IL-18, previously known as interferon-gamma-inducing factor, is a proinflammatory cytokine that is expressed mainly by peripheral blood mononuclear cells and macrophages. In the liver, besides its expression in Kupffer cells, IL-18 can also be synthesized by injured hepatocytes.
IL-18 plays a strategic role in inflammation through the induction of inflammatory cytokines and chemokines. Besides, IL-18 increases the susceptibility of liver endothelial cells to undergo apoptosis. The fundamental function of IL-18 is an enhancement of Th1 helper cytokine production. Through interferon-gamma (IFN-γ) production, IL-18 augments perforin dependent cytotoxicity of liver natural killer cells and Fas ligand-mediated cytotoxicity of Th1 cells.
The fact that the liver is responsible for IL-18 clearance and excretion into bile may partly explain the increased IL-18 concentrations in cirrhotic and fulminant hepatic failure. An increased circulating level of IL-18 is likely to play a pathogenic role in patients with chronic liver disease.
This study was aiming to evaluate IL-18 as non-invasive marker of the severity of liver damage in chronic hepatitis C patients by estimating its levels in those patients and comparing between them and results of liver biopsy using Child-Pugh score.
The study was conducted at the internal medicine inpatient unit, Laparoscopy unit and clinical pathology department of Suez Canal University Hospital. Study sample was 60 individuals and were classified into three groups: cirrhotic CLD patients’ group, non-cirrhotic CLD patients’ group and normal healthy volunteers group.
The following were done for those patients: history taking ,general examination & abdominal examination and lab work (PT, PTT, INR, ALT, AST, Albumin, AFP, Platelets, Hemoglobin, WBCs and serum IL-18 level using ELISA technique).
By analyzing and processing the data obtained from the history, clinical examination and lab work the study declared that:
According to this study, AFP level was significantly higher in cirrhotic CLD patients’ group than non-cirrhotic CLD patients’ group and control group.

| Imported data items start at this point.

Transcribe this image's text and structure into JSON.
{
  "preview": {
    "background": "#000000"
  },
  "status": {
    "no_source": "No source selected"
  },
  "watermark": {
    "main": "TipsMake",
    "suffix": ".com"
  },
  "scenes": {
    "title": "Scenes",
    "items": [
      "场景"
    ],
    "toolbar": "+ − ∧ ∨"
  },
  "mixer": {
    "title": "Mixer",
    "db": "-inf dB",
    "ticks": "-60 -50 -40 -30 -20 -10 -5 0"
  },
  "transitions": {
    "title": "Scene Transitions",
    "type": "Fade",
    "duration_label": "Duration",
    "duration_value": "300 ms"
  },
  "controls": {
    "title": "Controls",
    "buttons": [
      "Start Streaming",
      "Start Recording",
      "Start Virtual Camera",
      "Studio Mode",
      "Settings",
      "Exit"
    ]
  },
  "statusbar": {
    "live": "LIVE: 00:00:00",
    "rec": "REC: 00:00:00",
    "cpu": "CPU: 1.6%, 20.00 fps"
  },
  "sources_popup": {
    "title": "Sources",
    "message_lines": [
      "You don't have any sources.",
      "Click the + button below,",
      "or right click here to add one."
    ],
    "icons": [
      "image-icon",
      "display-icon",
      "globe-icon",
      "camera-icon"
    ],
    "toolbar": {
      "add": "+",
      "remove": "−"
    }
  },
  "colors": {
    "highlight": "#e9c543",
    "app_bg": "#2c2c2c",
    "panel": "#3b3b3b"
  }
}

The study also declared that there was a significant difference in IL-18 level between cirrhotic CLD patients’ group (836.5±320.6pg/ml) compared to non-cirrhotic CLD patients’ group (751.5±121.1pg/ml) and control group (278.9±55.2pg/ml) (P˂ 0.05). Also there was a significant difference in IL-18 level between non-cirrhotic CLD patients’ group compared to control group.

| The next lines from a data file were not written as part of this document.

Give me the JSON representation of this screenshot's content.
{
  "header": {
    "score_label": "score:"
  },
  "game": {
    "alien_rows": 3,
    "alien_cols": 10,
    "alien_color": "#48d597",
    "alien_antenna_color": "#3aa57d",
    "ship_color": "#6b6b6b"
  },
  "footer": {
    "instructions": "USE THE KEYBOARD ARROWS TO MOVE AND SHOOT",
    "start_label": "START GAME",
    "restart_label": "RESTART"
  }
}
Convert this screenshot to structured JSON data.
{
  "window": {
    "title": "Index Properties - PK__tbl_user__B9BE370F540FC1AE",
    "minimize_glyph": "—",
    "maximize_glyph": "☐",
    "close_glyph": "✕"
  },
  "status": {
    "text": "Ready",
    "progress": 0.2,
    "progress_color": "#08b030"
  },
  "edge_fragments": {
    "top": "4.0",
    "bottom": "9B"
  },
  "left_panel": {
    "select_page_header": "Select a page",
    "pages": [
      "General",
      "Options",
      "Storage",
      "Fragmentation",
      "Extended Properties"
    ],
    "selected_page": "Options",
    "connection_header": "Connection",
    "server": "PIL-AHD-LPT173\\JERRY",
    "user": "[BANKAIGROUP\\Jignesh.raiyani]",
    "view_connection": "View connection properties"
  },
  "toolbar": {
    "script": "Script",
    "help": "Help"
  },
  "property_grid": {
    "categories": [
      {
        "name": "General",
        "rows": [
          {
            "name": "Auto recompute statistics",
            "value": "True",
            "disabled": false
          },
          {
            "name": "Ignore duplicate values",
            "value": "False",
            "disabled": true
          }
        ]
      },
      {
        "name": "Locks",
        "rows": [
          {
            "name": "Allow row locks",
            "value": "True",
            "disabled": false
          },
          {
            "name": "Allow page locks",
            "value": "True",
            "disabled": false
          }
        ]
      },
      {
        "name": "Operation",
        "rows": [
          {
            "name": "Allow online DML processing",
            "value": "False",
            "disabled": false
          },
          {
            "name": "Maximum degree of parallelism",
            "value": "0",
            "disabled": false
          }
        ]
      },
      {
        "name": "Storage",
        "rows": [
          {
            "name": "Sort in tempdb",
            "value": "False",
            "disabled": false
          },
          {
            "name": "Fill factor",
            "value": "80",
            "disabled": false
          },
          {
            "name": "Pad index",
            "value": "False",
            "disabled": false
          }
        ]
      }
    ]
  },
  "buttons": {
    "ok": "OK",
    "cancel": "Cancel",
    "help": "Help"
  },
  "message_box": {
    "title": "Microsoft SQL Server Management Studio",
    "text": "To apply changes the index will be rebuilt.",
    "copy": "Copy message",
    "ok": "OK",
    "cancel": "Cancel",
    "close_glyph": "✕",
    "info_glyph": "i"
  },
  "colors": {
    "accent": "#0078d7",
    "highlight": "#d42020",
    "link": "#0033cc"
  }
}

from the above data we concluded that:
• IL-18 levels are elevated in chronic hepatitis C patients than in healthy subjects.

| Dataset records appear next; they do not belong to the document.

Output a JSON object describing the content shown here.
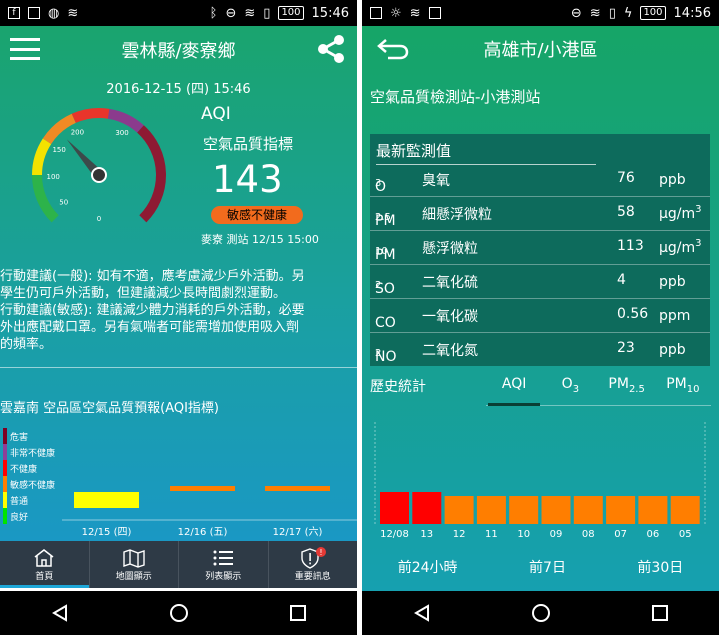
{
  "left": {
    "status": {
      "time": "15:46",
      "battery": "100"
    },
    "header": {
      "title": "雲林縣/麥寮鄉"
    },
    "datetime": "2016-12-15 (四) 15:46",
    "gauge": {
      "ticks": [
        "0",
        "50",
        "100",
        "150",
        "200",
        "300"
      ],
      "value": 143
    },
    "aqi": {
      "label": "AQI",
      "subtitle": "空氣品質指標",
      "value": "143",
      "badge": "敏感不健康",
      "station": "麥寮 測站 12/15 15:00"
    },
    "advice": [
      "行動建議(一般): 如有不適，應考慮減少戶外活動。另",
      "學生仍可戶外活動，但建議減少長時間劇烈運動。",
      "行動建議(敏感): 建議減少體力消耗的戶外活動，必要",
      "外出應配戴口罩。另有氣喘者可能需增加使用吸入劑",
      "的頻率。"
    ],
    "forecast": {
      "title": "雲嘉南 空品區空氣品質預報(AQI指標)",
      "legend": [
        "危害",
        "非常不健康",
        "不健康",
        "敏感不健康",
        "普通",
        "良好"
      ],
      "legend_colors": [
        "#7e0023",
        "#8f3f97",
        "#ff0000",
        "#ff7e00",
        "#ffff00",
        "#00e400"
      ],
      "colors": [
        "#ffff00",
        "#ff7e00",
        "#ff7e00"
      ],
      "levels": [
        "普通",
        "敏感不健康",
        "敏感不健康"
      ],
      "dates": [
        "12/15 (四)",
        "12/16 (五)",
        "12/17 (六)"
      ]
    },
    "tabs": [
      {
        "label": "首頁",
        "icon": "home-icon"
      },
      {
        "label": "地圖顯示",
        "icon": "map-icon"
      },
      {
        "label": "列表顯示",
        "icon": "list-icon"
      },
      {
        "label": "重要訊息",
        "icon": "alert-shield-icon",
        "badge": "!"
      }
    ]
  },
  "right": {
    "status": {
      "time": "14:56",
      "battery": "100"
    },
    "header": {
      "title": "高雄市/小港區"
    },
    "station_name": "空氣品質檢測站-小港測站",
    "panel_title": "最新監測值",
    "pollutants": [
      {
        "symbol": "O",
        "sub": "3",
        "name": "臭氧",
        "value": "76",
        "unit": "ppb",
        "sup": ""
      },
      {
        "symbol": "PM",
        "sub": "2.5",
        "name": "細懸浮微粒",
        "value": "58",
        "unit": "μg/m",
        "sup": "3"
      },
      {
        "symbol": "PM",
        "sub": "10",
        "name": "懸浮微粒",
        "value": "113",
        "unit": "μg/m",
        "sup": "3"
      },
      {
        "symbol": "SO",
        "sub": "2",
        "name": "二氧化硫",
        "value": "4",
        "unit": "ppb",
        "sup": ""
      },
      {
        "symbol": "CO",
        "sub": "",
        "name": "一氧化碳",
        "value": "0.56",
        "unit": "ppm",
        "sup": ""
      },
      {
        "symbol": "NO",
        "sub": "2",
        "name": "二氧化氮",
        "value": "23",
        "unit": "ppb",
        "sup": ""
      }
    ],
    "history_label": "歷史統計",
    "history_tabs": [
      {
        "main": "AQI",
        "sub": ""
      },
      {
        "main": "O",
        "sub": "3"
      },
      {
        "main": "PM",
        "sub": "2.5"
      },
      {
        "main": "PM",
        "sub": "10"
      }
    ],
    "history_labels": [
      "12/08",
      "13",
      "12",
      "11",
      "10",
      "09",
      "08",
      "07",
      "06",
      "05"
    ],
    "history_colors": [
      "#ff0000",
      "#ff0000",
      "#ff7e00",
      "#ff7e00",
      "#ff7e00",
      "#ff7e00",
      "#ff7e00",
      "#ff7e00",
      "#ff7e00",
      "#ff7e00"
    ],
    "ranges": [
      "前24小時",
      "前7日",
      "前30日"
    ]
  }
}
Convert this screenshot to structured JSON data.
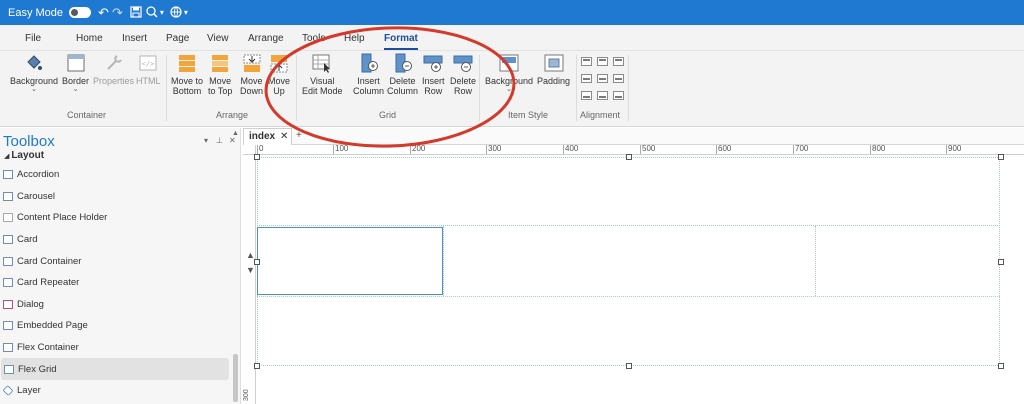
{
  "titlebar": {
    "mode_label": "Easy Mode"
  },
  "menu": {
    "tabs": [
      "File",
      "Home",
      "Insert",
      "Page",
      "View",
      "Arrange",
      "Tools",
      "Help",
      "Format"
    ],
    "active": "Format"
  },
  "ribbon": {
    "container": {
      "background": "Background",
      "border": "Border",
      "properties": "Properties",
      "html": "HTML",
      "label": "Container"
    },
    "arrange": {
      "move_to_bottom": "Move to\nBottom",
      "move_to_top": "Move\nto Top",
      "move_down": "Move\nDown",
      "move_up": "Move\nUp",
      "label": "Arrange"
    },
    "grid": {
      "visual_edit_mode": "Visual\nEdit Mode",
      "insert_column": "Insert\nColumn",
      "delete_column": "Delete\nColumn",
      "insert_row": "Insert\nRow",
      "delete_row": "Delete\nRow",
      "label": "Grid"
    },
    "item_style": {
      "background": "Background",
      "padding": "Padding",
      "label": "Item Style"
    },
    "alignment": {
      "label": "Alignment"
    }
  },
  "toolbox": {
    "title": "Toolbox",
    "section": "Layout",
    "items": [
      "Accordion",
      "Carousel",
      "Content Place Holder",
      "Card",
      "Card Container",
      "Card Repeater",
      "Dialog",
      "Embedded Page",
      "Flex Container",
      "Flex Grid",
      "Layer"
    ],
    "selected": "Flex Grid"
  },
  "document": {
    "tab_label": "index",
    "ruler_h": [
      "0",
      "100",
      "200",
      "300",
      "400",
      "500",
      "600",
      "700",
      "800",
      "900"
    ],
    "ruler_v": [
      "300"
    ]
  },
  "colors": {
    "titlebar": "#1f79d1",
    "active_tab": "#1f4d9e",
    "annotation_circle": "#d33a2c",
    "grid_outline": "#a6c7e6"
  }
}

• IL-18 level is significantly increased with the increase in the histological stage of liver cirrhosis and its concentration may predict the degree of hepatocellular damage.
• Positive correlation founded between serum 1l-18 levels and Child Pugh score may suggest that IL-18 could be used and nominated as an additional non-invasive marker for monitoring the degree of liver cirrhosis in chronic hepatitis C patients and as a monitoring tool to assess response to therapy.
• Low cut off value of serum IL-18 at 495 pg/ml (which showed sensitivity of 100%, i.e. no false negative results) can be used as a screening value under which all cases are probably negative cases for liver cirrhosis.
• High cut off value of serum IL-18 at 875 pg/ml (which showed specificity of 95%, i.e. only 5% false positive results) can be used as a diagnostic value above which 95% of cases are probably positive cases for liver cirrhosis.